Thanks Bob and Peter!
The model is quite stable, but this is LAPLACIAN, so requires second
derivatives. At iteration 0, gradients differ by about 50 to 100%
between Intel and AMD. This leads to differences in minimization path,
and slightly different results. Not that different to change the
recommended dose, but sufficiently different to notice (OF difference of
6 points; 50% more model evaluations to get to convergence).
Thanks
Leonid
On 11/18/2019 12:15 PM, Bonate, Peter wrote:
Leonid - when you say different. What do you mean? Fixed effect and random
effects? Different OFV?
We did a poster at AAPS a decade or so ago comparing results across different
platforms using the same data and model. We got different results on the
standard errors (which related to matrix inversion and how those are done using
software-hardware configurations). And with overparameterized models we got
different error messages - some platforms converged with no problem while some
did not converge and gave R matrix singularity.
Did your problems go beyond this?
pete
Peter Bonate, PhD
Executive Director
Pharmacokinetics, Modeling, and Simulation
Astellas
1 Astellas Way, N3.158
Northbrook, IL 60062
peter.bon...@astellas.com
(224) 205-5855
Details are irrelevant in terms of decision making - Joe Biden.

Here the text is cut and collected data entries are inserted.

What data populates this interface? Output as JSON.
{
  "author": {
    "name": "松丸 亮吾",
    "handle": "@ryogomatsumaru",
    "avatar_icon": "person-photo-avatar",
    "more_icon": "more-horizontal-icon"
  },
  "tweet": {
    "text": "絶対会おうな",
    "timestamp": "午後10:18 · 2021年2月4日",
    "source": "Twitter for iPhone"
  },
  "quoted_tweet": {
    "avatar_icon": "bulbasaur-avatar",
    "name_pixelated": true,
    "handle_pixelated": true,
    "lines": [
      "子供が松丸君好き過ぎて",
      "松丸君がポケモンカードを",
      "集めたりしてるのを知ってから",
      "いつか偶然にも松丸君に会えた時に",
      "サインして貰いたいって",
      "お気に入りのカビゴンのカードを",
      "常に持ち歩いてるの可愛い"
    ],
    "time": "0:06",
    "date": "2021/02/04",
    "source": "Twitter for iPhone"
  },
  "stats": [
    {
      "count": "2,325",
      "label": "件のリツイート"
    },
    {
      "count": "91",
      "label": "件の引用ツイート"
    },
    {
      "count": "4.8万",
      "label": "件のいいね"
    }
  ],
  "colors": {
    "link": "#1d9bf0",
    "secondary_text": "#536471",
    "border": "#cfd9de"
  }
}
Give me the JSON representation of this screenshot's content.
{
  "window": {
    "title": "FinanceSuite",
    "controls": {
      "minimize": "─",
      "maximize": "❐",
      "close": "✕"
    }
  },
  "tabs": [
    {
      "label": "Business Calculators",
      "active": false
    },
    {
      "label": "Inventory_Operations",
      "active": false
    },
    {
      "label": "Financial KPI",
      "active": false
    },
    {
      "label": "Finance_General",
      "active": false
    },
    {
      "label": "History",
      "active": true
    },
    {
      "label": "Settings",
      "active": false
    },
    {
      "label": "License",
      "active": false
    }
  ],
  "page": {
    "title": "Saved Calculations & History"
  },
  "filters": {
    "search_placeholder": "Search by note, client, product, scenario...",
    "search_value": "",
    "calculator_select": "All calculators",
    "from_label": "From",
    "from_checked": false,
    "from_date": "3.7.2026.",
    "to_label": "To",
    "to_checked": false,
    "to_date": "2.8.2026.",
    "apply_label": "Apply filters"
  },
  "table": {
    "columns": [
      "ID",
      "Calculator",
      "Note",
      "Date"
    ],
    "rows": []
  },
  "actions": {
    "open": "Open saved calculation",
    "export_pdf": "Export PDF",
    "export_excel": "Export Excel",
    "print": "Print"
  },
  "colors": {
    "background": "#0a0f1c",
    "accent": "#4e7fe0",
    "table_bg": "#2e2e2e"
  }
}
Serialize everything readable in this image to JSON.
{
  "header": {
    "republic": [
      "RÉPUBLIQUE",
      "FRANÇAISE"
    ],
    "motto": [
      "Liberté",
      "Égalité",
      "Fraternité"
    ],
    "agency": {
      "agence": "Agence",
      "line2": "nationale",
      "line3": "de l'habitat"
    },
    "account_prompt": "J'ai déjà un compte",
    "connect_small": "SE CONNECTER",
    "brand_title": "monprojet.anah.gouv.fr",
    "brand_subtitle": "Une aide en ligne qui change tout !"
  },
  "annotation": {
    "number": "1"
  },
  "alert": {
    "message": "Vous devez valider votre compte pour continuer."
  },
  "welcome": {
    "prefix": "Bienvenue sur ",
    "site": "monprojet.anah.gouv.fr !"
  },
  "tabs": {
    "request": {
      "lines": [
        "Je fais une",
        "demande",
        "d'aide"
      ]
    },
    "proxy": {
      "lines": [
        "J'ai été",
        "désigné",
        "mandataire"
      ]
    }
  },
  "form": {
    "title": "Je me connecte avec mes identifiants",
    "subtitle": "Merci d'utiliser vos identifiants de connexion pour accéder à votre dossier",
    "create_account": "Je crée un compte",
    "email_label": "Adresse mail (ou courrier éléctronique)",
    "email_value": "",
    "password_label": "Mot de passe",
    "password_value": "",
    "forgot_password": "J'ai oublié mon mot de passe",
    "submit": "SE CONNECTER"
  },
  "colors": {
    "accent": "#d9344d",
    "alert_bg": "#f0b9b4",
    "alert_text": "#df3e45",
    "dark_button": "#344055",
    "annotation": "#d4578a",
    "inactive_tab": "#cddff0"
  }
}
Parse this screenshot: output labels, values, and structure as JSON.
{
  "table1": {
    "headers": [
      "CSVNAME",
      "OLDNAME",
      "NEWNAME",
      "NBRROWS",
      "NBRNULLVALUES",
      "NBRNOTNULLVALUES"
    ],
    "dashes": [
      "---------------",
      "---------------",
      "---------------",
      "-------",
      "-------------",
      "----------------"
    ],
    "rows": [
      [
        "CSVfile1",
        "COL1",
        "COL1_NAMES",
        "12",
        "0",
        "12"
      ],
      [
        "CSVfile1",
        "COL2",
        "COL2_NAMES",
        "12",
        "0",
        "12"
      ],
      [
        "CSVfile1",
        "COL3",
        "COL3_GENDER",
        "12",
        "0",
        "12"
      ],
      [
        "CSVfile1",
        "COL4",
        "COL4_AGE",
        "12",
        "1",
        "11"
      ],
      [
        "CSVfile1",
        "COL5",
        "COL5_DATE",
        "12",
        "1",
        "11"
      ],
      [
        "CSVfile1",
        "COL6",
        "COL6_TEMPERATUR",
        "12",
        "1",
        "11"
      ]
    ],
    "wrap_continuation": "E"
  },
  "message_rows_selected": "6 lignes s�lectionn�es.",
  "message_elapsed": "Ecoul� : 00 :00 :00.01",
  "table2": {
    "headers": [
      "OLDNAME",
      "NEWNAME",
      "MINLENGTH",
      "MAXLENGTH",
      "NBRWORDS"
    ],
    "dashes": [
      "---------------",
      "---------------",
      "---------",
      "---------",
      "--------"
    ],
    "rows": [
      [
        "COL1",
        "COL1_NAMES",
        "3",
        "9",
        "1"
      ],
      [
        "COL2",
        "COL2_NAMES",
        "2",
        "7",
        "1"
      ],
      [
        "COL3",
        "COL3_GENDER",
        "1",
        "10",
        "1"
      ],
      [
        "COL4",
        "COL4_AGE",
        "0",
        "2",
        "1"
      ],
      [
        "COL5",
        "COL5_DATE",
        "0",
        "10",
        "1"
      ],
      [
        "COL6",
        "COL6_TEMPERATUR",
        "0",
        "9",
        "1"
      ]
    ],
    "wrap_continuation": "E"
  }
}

-----Original Message-----
From: owner-nmus...@globomaxnm.com <owner-nmus...@globomaxnm.com> On Behalf Of
Leonid Gibiansky
Sent: Monday, November 18, 2019 11:05 AM
To: nmusers <nmusers@globomaxnm.com>
Subject: [NMusers] AMD vs Intel
Dear All,
I am testing the new Epyc processors from AMD (comparing with Intel Xeon), and
getting different results. Just wondering whether anybody faced the problem of
differences between AMD and Intel processors and knows how to solve it. I am
using Intel compiler but ready to switch to gfortran or anything else if this
would help to get identical results.
There were reports of Intel slowing the AMD execution in the past, but in my
tests, speed is comparable but the results differ.